It has been said, “to whom much is given, much is required.” My white skin has inherited a measure of freedom and privilege. The question I am confronted with is “What do I do… and what will I do with this privilege to make a better world for everyone — especially for my brothers and sisters who are Indian, who are Black, who came or are coming  from countries torn by war (a war probably supported by my government), or who came because they had little to no opportunities to better their lives. Within my small world, within my sphere of influence, within the possibility of what my personal strengths and gifts and resources are… what will I do with this privilege I carry in my skin?

“Fear lives in the head. And courage lives in the heart. The job is to get from one to the other.”    Louise Penny, The Long Way Home

A group of educators and I were recently discussing the idea that hurting people hurt people. Healed people, heal people.
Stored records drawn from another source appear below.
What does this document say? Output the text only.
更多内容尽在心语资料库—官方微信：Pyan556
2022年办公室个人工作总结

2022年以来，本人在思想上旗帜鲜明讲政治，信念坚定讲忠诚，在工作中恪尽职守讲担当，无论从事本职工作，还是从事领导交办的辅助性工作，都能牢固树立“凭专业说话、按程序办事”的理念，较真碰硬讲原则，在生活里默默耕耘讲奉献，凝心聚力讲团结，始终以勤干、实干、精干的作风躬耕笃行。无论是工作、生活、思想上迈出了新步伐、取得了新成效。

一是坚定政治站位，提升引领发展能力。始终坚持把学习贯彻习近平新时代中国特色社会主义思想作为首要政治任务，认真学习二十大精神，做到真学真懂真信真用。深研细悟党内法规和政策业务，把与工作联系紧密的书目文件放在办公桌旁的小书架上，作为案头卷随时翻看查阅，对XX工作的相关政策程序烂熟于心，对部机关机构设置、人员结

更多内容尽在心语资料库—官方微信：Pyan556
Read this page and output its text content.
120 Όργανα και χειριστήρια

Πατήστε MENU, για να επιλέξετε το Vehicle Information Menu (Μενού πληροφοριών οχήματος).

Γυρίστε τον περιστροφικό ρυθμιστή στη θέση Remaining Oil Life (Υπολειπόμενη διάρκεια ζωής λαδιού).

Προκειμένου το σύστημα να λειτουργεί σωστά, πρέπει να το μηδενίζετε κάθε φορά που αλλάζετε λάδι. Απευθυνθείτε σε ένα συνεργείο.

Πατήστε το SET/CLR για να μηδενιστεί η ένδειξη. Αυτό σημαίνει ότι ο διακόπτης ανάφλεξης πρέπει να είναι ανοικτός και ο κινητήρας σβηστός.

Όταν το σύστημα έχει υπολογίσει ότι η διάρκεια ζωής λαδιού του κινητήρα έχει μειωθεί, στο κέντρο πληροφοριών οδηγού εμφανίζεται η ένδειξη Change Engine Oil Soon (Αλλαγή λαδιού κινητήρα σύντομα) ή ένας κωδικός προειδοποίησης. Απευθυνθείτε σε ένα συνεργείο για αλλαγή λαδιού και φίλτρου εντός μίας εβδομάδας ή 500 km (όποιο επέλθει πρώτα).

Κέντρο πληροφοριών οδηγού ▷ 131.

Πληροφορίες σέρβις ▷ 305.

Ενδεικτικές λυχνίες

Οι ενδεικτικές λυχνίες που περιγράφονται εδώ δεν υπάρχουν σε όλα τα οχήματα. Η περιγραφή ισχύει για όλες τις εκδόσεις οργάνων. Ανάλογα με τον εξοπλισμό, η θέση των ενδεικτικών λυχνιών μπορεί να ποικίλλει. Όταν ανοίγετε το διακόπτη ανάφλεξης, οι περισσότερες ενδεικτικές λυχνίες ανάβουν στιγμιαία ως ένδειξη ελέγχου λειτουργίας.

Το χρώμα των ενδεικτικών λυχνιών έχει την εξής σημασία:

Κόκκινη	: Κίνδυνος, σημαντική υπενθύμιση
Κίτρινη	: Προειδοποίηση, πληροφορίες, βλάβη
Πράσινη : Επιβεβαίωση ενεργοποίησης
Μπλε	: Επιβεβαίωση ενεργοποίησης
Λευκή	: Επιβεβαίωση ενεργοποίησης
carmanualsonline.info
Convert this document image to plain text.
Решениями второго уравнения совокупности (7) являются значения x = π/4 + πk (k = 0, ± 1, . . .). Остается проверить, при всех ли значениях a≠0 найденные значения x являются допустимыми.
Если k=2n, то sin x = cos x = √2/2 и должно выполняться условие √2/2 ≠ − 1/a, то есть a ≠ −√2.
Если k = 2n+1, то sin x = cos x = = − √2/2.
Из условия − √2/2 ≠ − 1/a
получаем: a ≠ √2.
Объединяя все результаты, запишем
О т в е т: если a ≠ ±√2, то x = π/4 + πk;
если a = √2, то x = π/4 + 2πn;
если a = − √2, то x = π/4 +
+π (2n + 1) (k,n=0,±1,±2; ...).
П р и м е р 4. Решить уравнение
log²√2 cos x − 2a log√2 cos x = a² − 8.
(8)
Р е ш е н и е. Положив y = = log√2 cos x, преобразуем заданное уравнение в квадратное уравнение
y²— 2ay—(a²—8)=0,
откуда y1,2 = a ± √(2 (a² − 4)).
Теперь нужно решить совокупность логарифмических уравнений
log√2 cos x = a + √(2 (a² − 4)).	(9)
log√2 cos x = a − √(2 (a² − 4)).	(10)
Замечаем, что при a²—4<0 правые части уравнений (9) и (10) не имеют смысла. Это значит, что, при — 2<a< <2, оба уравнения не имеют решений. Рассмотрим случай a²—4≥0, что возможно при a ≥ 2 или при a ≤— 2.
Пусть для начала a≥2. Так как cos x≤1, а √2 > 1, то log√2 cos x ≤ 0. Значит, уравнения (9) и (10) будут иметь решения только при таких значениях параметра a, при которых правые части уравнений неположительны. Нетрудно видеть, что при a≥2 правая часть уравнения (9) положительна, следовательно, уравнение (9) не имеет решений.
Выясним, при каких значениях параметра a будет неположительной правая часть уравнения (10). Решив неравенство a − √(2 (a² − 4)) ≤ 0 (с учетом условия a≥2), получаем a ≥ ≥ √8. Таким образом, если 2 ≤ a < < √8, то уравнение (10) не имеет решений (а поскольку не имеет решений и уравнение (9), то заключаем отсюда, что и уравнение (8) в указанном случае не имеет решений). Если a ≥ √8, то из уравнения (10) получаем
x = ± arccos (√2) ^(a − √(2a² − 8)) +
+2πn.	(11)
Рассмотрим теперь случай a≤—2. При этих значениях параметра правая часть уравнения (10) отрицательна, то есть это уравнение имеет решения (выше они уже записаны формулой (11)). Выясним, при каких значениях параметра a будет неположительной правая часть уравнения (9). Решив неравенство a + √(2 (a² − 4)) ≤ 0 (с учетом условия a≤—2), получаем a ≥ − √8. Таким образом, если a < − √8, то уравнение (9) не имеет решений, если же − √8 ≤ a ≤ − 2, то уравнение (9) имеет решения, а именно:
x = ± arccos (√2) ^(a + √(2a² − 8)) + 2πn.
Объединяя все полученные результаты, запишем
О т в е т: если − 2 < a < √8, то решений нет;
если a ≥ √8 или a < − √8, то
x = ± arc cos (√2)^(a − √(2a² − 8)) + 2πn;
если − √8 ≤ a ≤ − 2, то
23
There is a lot of information out now about how stress and trauma affect the brain and our behavior. There is also a lot of information about how to heal our trauma, how to manage our stress, how to move from mindless reflexive reactionary behaviors that ultimately perpetuate harm, to responses that allow us to remain compassionate and kind even in the face of someone else’s negative behavior.

Those of us who have the privilege of being able to do our own healing work have no excuse for ignoring it. I don’t have bombs blowing up in my city. My children are not starving. I am not fearful every day that my son might be shot or arrested for just existing. I have all I need at my disposal. I need to do whatever self-work I need to do so that I might be able to be a source of healing and help in our world — whatever that might look like based on my gifts and skills and sphere of influence.

That is the beginning.

I will do what I can do today to make a difference for healing, for change, for equity in my city, my state and my country. And tomorrow and next week? I will know what to do as I listen, as I pay attention, as I choose to keep my heart and my mind open.

I am standing at a fork in the road of my journey. A choice lies before me.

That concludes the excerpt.